In its letter, TI Latvia has confirmed a promise made to the president during a meeting on August 28 – that it will work with the Presidential Chancery and the Ministry of Health to organise a public forum on ways in which the management of health care can be improved. The aim of the forum will be to establish a programmatic vision on the good governance in the health care sector, including as many interest groups in this process as possible. The forum is planned for late October or early November.
The initiative is based on the aforementioned meeting between President Zatlers with the Council members of TI Latvia and selected experts. In May, TI Latvia criticised the way in which the governing coalition nominated the president – a process which gave society only nine days to evaluate whether the candidate was appropriate for the job. TI Latvia continues to believe that unlawful payments to doctors and evasion of taxes on such payments are not acceptable to anyone who wants a good reputation. TI Latvia also believes that the State Revenue Service has violated the principle of equal attitude by offering a selective evaluation to the president on the duty of paying taxes.
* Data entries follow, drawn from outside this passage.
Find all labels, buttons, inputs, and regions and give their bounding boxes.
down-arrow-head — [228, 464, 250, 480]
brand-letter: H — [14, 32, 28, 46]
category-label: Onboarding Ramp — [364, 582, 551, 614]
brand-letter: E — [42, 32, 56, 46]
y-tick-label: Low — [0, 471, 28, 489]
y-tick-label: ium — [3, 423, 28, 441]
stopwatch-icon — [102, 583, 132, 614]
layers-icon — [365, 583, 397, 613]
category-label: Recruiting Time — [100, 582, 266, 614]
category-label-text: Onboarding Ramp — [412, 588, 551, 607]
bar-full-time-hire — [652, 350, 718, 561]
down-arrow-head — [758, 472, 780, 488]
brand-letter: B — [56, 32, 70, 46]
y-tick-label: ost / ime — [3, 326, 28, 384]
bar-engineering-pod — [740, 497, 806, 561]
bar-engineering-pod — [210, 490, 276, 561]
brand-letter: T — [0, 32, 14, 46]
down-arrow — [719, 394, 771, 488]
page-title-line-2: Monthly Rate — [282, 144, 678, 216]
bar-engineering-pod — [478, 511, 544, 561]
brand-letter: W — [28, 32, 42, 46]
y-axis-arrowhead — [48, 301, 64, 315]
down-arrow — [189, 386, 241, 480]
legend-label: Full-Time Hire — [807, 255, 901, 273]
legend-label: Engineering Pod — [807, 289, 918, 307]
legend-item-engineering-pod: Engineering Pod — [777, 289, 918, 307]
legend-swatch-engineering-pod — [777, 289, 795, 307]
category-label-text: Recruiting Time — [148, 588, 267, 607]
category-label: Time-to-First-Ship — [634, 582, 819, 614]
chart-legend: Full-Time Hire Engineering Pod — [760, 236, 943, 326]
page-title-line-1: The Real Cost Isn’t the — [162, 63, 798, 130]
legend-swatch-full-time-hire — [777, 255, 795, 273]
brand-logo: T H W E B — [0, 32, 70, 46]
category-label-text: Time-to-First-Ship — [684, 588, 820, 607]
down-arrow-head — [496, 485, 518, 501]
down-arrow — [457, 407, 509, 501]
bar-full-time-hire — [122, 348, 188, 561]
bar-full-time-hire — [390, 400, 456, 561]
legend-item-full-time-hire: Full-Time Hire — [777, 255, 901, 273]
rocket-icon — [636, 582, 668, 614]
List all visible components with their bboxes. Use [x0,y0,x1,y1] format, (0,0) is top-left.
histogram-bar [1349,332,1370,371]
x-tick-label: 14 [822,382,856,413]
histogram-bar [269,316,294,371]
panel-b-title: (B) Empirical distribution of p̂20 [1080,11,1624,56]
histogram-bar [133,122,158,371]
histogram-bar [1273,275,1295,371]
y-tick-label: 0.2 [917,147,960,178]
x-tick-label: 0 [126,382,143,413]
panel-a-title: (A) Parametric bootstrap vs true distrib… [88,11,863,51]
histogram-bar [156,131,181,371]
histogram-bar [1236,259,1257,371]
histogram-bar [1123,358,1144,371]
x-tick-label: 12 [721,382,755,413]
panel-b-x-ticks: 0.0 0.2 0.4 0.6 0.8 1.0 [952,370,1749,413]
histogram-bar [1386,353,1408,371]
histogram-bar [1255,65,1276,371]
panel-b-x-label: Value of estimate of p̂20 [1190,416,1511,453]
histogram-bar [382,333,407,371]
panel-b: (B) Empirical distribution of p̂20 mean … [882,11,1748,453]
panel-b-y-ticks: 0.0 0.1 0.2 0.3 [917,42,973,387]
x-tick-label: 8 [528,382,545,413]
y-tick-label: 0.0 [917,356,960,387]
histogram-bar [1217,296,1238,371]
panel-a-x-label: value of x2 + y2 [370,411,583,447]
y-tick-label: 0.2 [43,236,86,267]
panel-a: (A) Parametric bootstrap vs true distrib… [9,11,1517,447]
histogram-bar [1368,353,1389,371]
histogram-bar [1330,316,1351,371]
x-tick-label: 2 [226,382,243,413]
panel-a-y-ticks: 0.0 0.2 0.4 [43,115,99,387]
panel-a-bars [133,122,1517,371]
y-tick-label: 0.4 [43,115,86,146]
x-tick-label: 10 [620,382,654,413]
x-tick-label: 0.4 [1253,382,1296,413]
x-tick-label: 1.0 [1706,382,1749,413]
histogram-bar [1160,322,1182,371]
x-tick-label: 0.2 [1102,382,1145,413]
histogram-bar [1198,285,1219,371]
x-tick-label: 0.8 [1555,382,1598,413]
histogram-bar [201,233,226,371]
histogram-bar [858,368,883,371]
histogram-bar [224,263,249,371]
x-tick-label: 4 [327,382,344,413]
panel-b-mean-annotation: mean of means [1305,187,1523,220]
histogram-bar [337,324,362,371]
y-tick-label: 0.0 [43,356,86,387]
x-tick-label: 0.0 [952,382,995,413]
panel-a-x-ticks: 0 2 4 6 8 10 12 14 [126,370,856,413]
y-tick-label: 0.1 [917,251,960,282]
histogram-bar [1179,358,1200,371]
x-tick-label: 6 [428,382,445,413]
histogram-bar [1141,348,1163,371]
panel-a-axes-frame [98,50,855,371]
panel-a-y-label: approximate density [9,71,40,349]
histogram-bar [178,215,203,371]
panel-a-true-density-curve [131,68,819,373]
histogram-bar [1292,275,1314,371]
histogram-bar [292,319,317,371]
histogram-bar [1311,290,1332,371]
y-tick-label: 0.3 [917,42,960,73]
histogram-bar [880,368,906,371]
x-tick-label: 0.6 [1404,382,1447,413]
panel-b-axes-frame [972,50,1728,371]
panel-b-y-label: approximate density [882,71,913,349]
Since the election of the president, however, TI Latvia has declined to speak to Valdis Zatlers’ obligations in this regard, because the relevant government institutions have not yet completed their investigation. TI Latvia would remind everyone, however, that this uncertainty continues to threaten the institution of the presidency.
For these reasons, TI Latvia has now asked President Zatlers to undertake responsibility for moving forward with an initiative to improve the management of health care. At the August 28 meeting, TI Latvia representatives were convinced of the president’s good will to act and to undertake responsibility for this matter. TI Latvia believes that President Zatlers can use the authority of his office and his own personal competence as a doctor to achieve systemic improvements in health care – improvements that would offer significant benefits to every resident of Latvia and would make an investment in strengthening the institution of the presidency.